Ele olhou para o tecido nas minhas mãos.
— Eu tinha me esquecido do casaco. Mas não consegui
me esquecer de você.
— Eu só precisava de um tempo pra dar um jeito nas
minhas merdas — falei.
Tyler sorriu, parecendo aliviado com minha escolha de
palavras. Eu estava usando o vestido bege e as botas de camurça altas e com
saltos altos que Finley me mandara. Meu cabelo caía em ondas suaves até o meio
das costas, limpo e sem cheirar a cigarro. Eu estava muito diferente da última
vez que ele me vira, mas ele parecia mais calmo pelo fato de que pelo menos eu
estava falado do mesmo jeito que antes.
A esteira rolante zumbiu, alertando os passageiros do
voo pouco antes de começar a se mexer.
Eles se acumularam ao redor do carrossel de bagagens.
— Aqui — disse Tyler, me pegando pela mão e me levando
para mais perto da esteira. As malas já estavam cambaleando pelo oval comprido
que cercava a calha. Minha mala era a terceira, porque o puxador estava com uma
etiqueta vermelha de prioridade.
Tyler levantou a mala grande sem esforço, depois
estendeu o puxador.
— É uma caminhada — disse ele, na defensiva.
— Já fizemos caminhadas juntos.
— É verdade — disse ele com um sorriso. Ele ainda
estava nervoso, calado, enquanto seguíamos até a garagem do estacionamento. O
Aeroporto Internacional de Denver não era o mais fácil de se transitar, mas
Tyler estava concentrado e me levou rapidamente até sua caminhonete.
Depois que colocou minha mala no banco traseiro, ele
abriu minha porta e me ajudou a entrar. As botas de salto alto dificultavam,
mas, com um braço, Tyler me levantou até o assento.

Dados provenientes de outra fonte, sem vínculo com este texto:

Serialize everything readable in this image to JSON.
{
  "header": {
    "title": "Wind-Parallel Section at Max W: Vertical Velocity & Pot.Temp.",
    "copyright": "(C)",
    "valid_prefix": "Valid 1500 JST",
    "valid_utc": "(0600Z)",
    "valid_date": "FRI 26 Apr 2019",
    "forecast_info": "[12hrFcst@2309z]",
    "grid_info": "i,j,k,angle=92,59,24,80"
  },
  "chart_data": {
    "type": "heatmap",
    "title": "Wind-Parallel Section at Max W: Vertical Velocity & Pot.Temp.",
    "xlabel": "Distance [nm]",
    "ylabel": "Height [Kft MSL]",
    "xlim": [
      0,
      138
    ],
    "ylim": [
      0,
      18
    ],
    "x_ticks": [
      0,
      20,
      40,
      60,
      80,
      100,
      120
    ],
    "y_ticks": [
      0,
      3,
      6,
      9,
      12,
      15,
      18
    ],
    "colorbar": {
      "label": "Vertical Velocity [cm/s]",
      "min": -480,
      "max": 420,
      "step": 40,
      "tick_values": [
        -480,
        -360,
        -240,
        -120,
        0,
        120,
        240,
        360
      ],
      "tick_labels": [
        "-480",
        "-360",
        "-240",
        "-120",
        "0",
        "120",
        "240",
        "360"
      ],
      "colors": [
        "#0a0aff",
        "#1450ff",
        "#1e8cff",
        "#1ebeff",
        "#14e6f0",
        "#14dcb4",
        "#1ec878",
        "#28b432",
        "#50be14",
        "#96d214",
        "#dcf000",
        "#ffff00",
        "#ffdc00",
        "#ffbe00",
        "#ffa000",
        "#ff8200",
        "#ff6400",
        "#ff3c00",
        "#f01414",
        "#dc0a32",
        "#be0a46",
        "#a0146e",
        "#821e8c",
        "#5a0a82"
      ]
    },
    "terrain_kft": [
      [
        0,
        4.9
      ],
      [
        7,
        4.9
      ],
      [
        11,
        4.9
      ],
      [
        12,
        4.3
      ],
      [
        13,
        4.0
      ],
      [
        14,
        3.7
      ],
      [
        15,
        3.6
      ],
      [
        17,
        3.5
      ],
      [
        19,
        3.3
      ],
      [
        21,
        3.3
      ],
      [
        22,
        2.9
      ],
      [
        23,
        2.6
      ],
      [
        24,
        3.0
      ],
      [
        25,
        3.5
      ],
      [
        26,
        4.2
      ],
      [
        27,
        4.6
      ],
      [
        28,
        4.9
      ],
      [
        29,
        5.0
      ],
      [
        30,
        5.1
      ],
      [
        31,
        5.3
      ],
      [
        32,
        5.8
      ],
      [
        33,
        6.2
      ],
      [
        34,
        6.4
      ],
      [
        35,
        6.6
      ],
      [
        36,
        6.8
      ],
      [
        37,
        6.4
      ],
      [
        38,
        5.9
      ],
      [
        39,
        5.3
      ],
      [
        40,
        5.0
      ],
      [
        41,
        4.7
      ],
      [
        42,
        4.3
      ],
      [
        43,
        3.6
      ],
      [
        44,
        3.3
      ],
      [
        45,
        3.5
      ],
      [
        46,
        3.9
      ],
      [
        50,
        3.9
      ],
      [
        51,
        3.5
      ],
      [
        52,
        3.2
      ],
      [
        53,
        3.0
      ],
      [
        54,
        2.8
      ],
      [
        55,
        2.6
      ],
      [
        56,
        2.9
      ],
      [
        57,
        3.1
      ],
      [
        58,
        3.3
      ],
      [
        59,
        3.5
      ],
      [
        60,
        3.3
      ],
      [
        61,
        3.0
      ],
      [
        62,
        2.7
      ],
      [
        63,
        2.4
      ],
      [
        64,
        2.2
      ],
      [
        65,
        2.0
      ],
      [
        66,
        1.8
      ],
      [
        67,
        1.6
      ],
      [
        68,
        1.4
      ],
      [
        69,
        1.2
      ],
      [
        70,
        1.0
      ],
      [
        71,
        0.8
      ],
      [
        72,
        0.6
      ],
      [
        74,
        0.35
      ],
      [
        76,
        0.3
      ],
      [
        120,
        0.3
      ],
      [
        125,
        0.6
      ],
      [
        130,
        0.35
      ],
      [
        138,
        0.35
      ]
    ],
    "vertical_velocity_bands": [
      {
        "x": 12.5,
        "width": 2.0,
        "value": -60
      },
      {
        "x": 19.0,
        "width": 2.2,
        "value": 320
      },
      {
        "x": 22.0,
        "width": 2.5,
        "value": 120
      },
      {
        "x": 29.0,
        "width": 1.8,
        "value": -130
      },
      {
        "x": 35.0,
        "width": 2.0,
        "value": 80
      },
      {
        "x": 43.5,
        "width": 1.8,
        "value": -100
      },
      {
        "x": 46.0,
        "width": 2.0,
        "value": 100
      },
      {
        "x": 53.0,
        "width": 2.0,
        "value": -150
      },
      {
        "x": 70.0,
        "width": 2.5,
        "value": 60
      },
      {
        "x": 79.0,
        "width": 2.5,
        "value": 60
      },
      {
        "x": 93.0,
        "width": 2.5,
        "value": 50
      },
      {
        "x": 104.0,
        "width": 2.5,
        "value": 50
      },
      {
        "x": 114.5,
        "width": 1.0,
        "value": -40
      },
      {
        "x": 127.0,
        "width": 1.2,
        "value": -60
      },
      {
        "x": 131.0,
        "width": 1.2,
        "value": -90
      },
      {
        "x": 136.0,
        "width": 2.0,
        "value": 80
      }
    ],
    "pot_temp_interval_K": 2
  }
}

Ele contornou o carro, saltou até seu banco e virou a
chave na ignição. Mexeu no ar-condicionado e olhou para mim em busca de
aprovação.
— Sim, tudo bem... estou bem.
Tyler deu ré e navegou pelo labirinto do
estacionamento até vermos a luz do dia.
— Então, hum — começou ele. — Adivinha quem vai ser
papai?
Inclinei a cabeça para ele, me preparando.
— Não! Ai, porra, não, não sou eu. O Taylor — disse
ele, rindo de nervoso. — O Taylor vai ser papai. Vou ser titio.
Expirei.
— Ótimo! Isso é ótimo. Que demais! O Jim deve estar
animado.
— É, ele está bem eufórico.
Fiz que sim com a cabeça, virando para a janela e
fechando os olhos, expirando devagar. Eu estava ansiosa para vê-lo havia tanto
tempo e, sem saber o que esperar, eu já estava emotiva e me sentindo esgotada.
Tentei fazer os exercícios respiratórios que aprendi quando estava longe.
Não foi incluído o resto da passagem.